Categories: Casserole, Macaroni and Cheese, Main Dish, Tex-Mex

Ingredients

  • 1 teaspoon kosher salt , plus more for salting the pasta water
  • 1 lb fusilli or 1 lb rotini pasta
  • 2 tablespoons unsalted butter or 2 tablespoons canola oil
  • 1 medium yellow onion , finely diced (1 cup)
  • 1 cup finely diced bell pepper (preferably green and red)
  • 1/4 cup finely chopped fresh jalapeno pepper , stems and seeds removed
  • 3 cups heavy cream
  • 2 cups firmly packed shredded monterey jack cheese (about 1/2 pound) or 2 cups monterey jack pepper cheese (about 1/2 pound)
  • 1 cup cooked chicken , shredded (or diced, about 1 chicken breast)
  • 1/2 teaspoon fresh ground black pepper
  • 1/2 cup sour cream , for garnish
  • 1/4 teaspoon minced chipotle chile (from canned chipotles in adobo)
  • 1/2 cup thinly sliced scallion , for garnish

Directions

  1. Bring a medium (6- to 8-quart) pot of water to a boil; salt it generously; stir in the pasta and cook according to package directions; drain(do not rinse, or you’ll rinse away starches that will help thicken the sauce) and return to the empty pot.

  2. Meanwhile, place a large (12- to 14-inch) saute pan over med-high heat for several minutes.

  3. When hot, add the butter or oil, onions, bell peppers, and jalapenos; saute until they begin to soften, about 5 minutes.

  4. Add the heavy cream; bring to a boil, then lower the heat to medium and simmer until the cream is reduced slightly, about 3 minutes.

  5. Add in the cheese and chicken; stir well and cook over med-high heat until the cheese has melted and the mixture thickens, about 3 minutes.

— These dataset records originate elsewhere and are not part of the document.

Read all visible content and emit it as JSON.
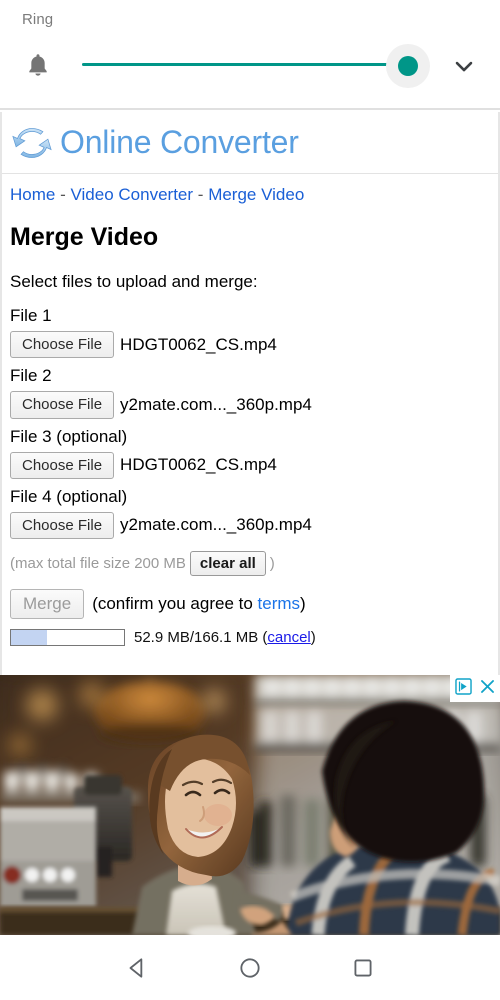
{
  "volume_panel": {
    "label": "Ring",
    "bell_icon": "bell-icon",
    "chevron_icon": "chevron-down-icon",
    "slider_value_percent": 97,
    "accent_color": "#009688",
    "track_color": "#d8d8d8"
  },
  "site": {
    "logo_icon": "refresh-arrows-logo-icon",
    "title": "Online Converter",
    "title_color": "#5a9fe0",
    "breadcrumb": [
      {
        "label": "Home"
      },
      {
        "label": "Video Converter"
      },
      {
        "label": "Merge Video"
      }
    ],
    "breadcrumb_separator": "-",
    "link_color": "#1a5fd6"
  },
  "main": {
    "page_title": "Merge Video",
    "intro": "Select files to upload and merge:",
    "choose_file_label": "Choose File",
    "files": [
      {
        "label": "File 1",
        "value": "HDGT0062_CS.mp4"
      },
      {
        "label": "File 2",
        "value": "y2mate.com..._360p.mp4"
      },
      {
        "label": "File 3 (optional)",
        "value": "HDGT0062_CS.mp4"
      },
      {
        "label": "File 4 (optional)",
        "value": "y2mate.com..._360p.mp4"
      }
    ],
    "max_size_prefix": "(max total file size 200 MB",
    "clear_all_label": "clear all",
    "max_size_suffix": ")",
    "merge_label": "Merge",
    "confirm_prefix": "(confirm you agree to ",
    "terms_label": "terms",
    "confirm_suffix": ")",
    "progress": {
      "percent": 32,
      "uploaded": "52.9 MB",
      "total": "166.1 MB",
      "text": "52.9 MB/166.1 MB (",
      "cancel_label": "cancel",
      "text_suffix": ")",
      "fill_color": "#c3d4f2"
    }
  },
  "ad": {
    "adchoices_icon": "adchoices-icon",
    "close_icon": "close-icon",
    "icon_color": "#11a3c8",
    "description": "Barista woman in apron smiling while handing a card to a customer in a plaid shirt at a coffee shop counter"
  },
  "navbar": {
    "back_icon": "back-triangle-icon",
    "home_icon": "home-circle-icon",
    "recents_icon": "recents-square-icon",
    "icon_color": "#5f6368"
  }
}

  6. Season with salt and pepper.

  7. Stir the sauce into the cooked and drained pasta in the pot; place over medium heat and simmer for 1-2 minutes to thicken the sauce and allow the pasta to absorb the flavors, stirring now and again; if too thick, add a little more cream.

  8. To make the garnish—in a small bowl, mix together the sour cream and minced chipotle.

  9. Serve the macaroni and cheese in individual bowls topped with a dollop of the chipotle sour cream and a sprinkle of sliced scallions.

  10. **Alternative—if you like the smoky-spicy flavor of the spices but want to avoid the extra fat in the sour cream garnish, just add a teaspoon of the sauce from the canned chipotles in adobo to the macaroni and cheese itself and skip the garnish altogether.

  11. **OR, can use chipotle chile powder, New Mexico chile powder, or regular chile powder, to taste, instead of the canned chipotles.